UN REMEDIO CONTRAS LAS ARRUGAS
El bicarbonato de sodio se ha vuelto popular en redes sociales como un supuesto “remedio casero” para casi todo, incluyendo el cuidado de la piel y la reducción de arrugas. Sin embargo, cuando se analiza con un enfoque dermatológico, es importante aclarar que no es un ingrediente diseñado para uso facial frecuente ni para tratar el envejecimiento cutáneo.
La piel tiene un equilibrio natural ligeramente ácido que la protege de bacterias, irritaciones y pérdida de hidratación. El bicarbonato, en cambio, es alcalino, y cuando se aplica sobre el rostro puede alterar ese equilibrio. Esto puede provocar resequedad, sensibilidad, enrojecimiento e incluso empeorar la apariencia de las líneas de expresión debido a la deshidratación. Las arrugas no desaparecen con exfoliación superficial, ya que su origen está en la pérdida progresiva de colágeno, elastina y humedad en las capas profundas de la piel.
Aun así, algunas personas lo utilizan ocasionalmente como exfoliante suave, siempre combinado con ingredientes que reduzcan su agresividad. Si se decide usar, debe hacerse con mucha moderación y sin expectativas irreales.
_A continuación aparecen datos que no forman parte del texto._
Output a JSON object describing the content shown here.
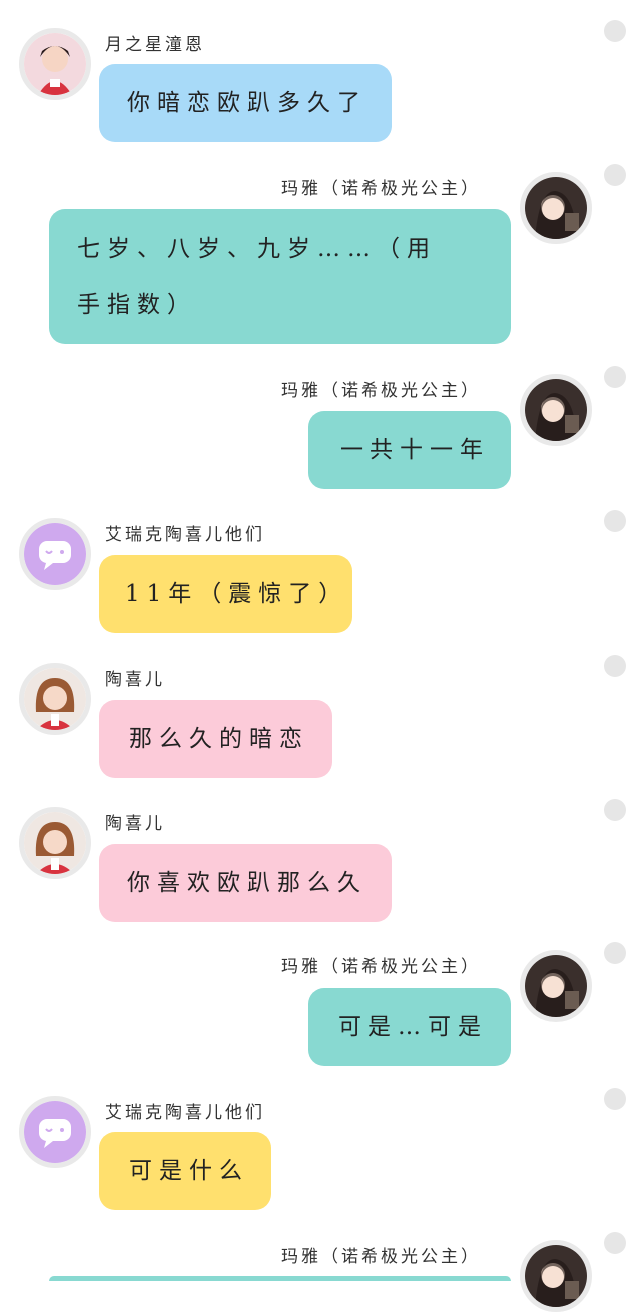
{
  "colors": {
    "blue_bubble": "#a8daf8",
    "teal_bubble": "#88d9d1",
    "yellow_bubble": "#ffe06e",
    "pink_bubble": "#fccbd9",
    "group_avatar": "#cfa9ee"
  },
  "messages": [
    {
      "sender": "月之星潼恩",
      "text": "你暗恋欧趴多久了",
      "avatar": "girl-red-hat-avatar"
    },
    {
      "sender": "玛雅（诺希极光公主）",
      "text": "七岁、八岁、九岁……（用手指数）",
      "avatar": "woman-dark-hair-avatar"
    },
    {
      "sender": "玛雅（诺希极光公主）",
      "text": "一共十一年",
      "avatar": "woman-dark-hair-avatar"
    },
    {
      "sender": "艾瑞克陶喜儿他们",
      "text": "11年（震惊了）",
      "avatar": "chat-bubble-icon"
    },
    {
      "sender": "陶喜儿",
      "text": "那么久的暗恋",
      "avatar": "girl-bob-hair-avatar"
    },
    {
      "sender": "陶喜儿",
      "text": "你喜欢欧趴那么久",
      "avatar": "girl-bob-hair-avatar"
    },
    {
      "sender": "玛雅（诺希极光公主）",
      "text": "可是…可是",
      "avatar": "woman-dark-hair-avatar"
    },
    {
      "sender": "艾瑞克陶喜儿他们",
      "text": "可是什么",
      "avatar": "chat-bubble-icon"
    },
    {
      "sender": "玛雅（诺希极光公主）",
      "text": "",
      "avatar": "woman-dark-hair-avatar"
    }
  ]
}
A continuación, se presentan algunas preparaciones caseras con enfoque más seguro:
Receta 1: Mascarilla exfoliante suave de bicarbonato y miel
Ingredientes: 1 cucharadita de bicarbonato de sodio, 2 cucharaditas de miel natural y 1 gota de aceite de rosa mosqueta (opcional).
Preparación: mezcla todos los ingredientes hasta formar una pasta uniforme. Aplica una capa fina en zonas específicas del rostro con líneas finas, evitando ojos y labios.
Indicaciones de uso: utilizar solo una vez cada 10 a 15 días. Dejar actuar 3 a 5 minutos y retirar con agua tibia. Después, aplicar una crema hidratante para restaurar la barrera de la piel.
Receta 2: Mascarilla calmante post-exfoliación
Ingredientes: yogur natural sin azúcar y una cucharadita de miel.
Preparación: mezcla ambos ingredientes y aplica sobre el rostro limpio.
Indicaciones de uso: usar después de cualquier exfoliación para ayudar a hidratar y calmar la piel. Puede aplicarse 1 a 2 veces por semana.
Receta 3: Tónico hidratante natural
Ingredientes: agua de rosas o infusión fría de manzanilla.
Preparación: colocar en un frasco con atomizador.
Indicaciones de uso: aplicar diariamente después de la limpieza facial para refrescar e hidratar.